The last few days my boys have needed extra time with me.  More cuddles, more quiet time, just more me.  At a certain point I always get a bit worn of being a human teddy bear.  As I took it to prayer, asking how to help them, I was reminded of St. Augustine’s words about how we all have a God size hole in our hearts.

My boys are average boys.  Yes, they have had their challenges and one is going through a very rough spot (last year it was his brother’s turn in a hard place).  As I look around at their friends, no child is immune from trials.  Parents can’t cover everything, at some point we are powerless as they get hurt.  Worse still, we can’t be everything and will be the source (or at least a contributing factor) to that hurt.  It is part of growing up.

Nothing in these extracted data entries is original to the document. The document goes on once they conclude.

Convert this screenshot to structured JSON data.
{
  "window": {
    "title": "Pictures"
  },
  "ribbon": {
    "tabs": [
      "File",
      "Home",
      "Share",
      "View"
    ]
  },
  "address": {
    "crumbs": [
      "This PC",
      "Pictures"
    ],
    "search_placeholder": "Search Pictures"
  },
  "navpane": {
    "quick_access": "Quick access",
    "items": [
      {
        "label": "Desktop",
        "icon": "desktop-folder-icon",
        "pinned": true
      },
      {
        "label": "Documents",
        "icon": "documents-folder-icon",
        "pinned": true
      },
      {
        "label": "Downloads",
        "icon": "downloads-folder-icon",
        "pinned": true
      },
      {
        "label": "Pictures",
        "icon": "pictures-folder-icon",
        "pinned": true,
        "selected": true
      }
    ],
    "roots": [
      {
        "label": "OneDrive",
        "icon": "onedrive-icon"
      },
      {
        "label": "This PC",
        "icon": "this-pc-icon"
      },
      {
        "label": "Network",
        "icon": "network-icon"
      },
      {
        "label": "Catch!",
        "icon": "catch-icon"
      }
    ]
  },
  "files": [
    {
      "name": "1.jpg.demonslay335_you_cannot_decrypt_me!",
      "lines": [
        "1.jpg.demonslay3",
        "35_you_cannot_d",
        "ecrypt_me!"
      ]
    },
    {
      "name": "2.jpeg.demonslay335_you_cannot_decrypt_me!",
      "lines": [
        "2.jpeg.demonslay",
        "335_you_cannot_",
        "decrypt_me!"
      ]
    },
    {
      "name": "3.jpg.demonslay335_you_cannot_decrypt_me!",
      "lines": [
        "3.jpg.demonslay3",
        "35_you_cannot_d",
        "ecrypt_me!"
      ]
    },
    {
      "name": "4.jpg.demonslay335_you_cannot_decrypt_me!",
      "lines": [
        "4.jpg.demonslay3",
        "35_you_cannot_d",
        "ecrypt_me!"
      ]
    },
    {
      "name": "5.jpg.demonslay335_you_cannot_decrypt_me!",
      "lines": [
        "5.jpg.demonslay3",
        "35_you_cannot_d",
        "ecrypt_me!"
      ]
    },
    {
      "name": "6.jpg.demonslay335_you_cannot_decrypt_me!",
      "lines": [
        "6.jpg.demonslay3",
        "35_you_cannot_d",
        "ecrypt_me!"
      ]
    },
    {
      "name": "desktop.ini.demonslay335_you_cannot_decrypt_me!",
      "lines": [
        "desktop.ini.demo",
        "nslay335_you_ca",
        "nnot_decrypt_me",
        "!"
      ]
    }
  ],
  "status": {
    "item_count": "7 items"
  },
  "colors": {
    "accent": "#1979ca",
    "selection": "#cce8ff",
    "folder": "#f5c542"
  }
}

Today, as I looked at them searching once again for answers to “why do they seem to need me so much?” it hit me that I am only human and they are seeking the Divine.  My youngest feels as if God has abandoned him right now, no wonder I am a poor substitute.  I talked with them about it, they both liked the idea of spending some time at the chapel.  Not too much, they are still little, but time in quiet with God is an important thing to learn.  This will not be the last time humanity falls short.  This will not be the last time they face the feeling that God isn’t near because their prayers aren’t being answered the way they wanted.  I’m hoping to start a pattern of seeking – not away from God, but through him.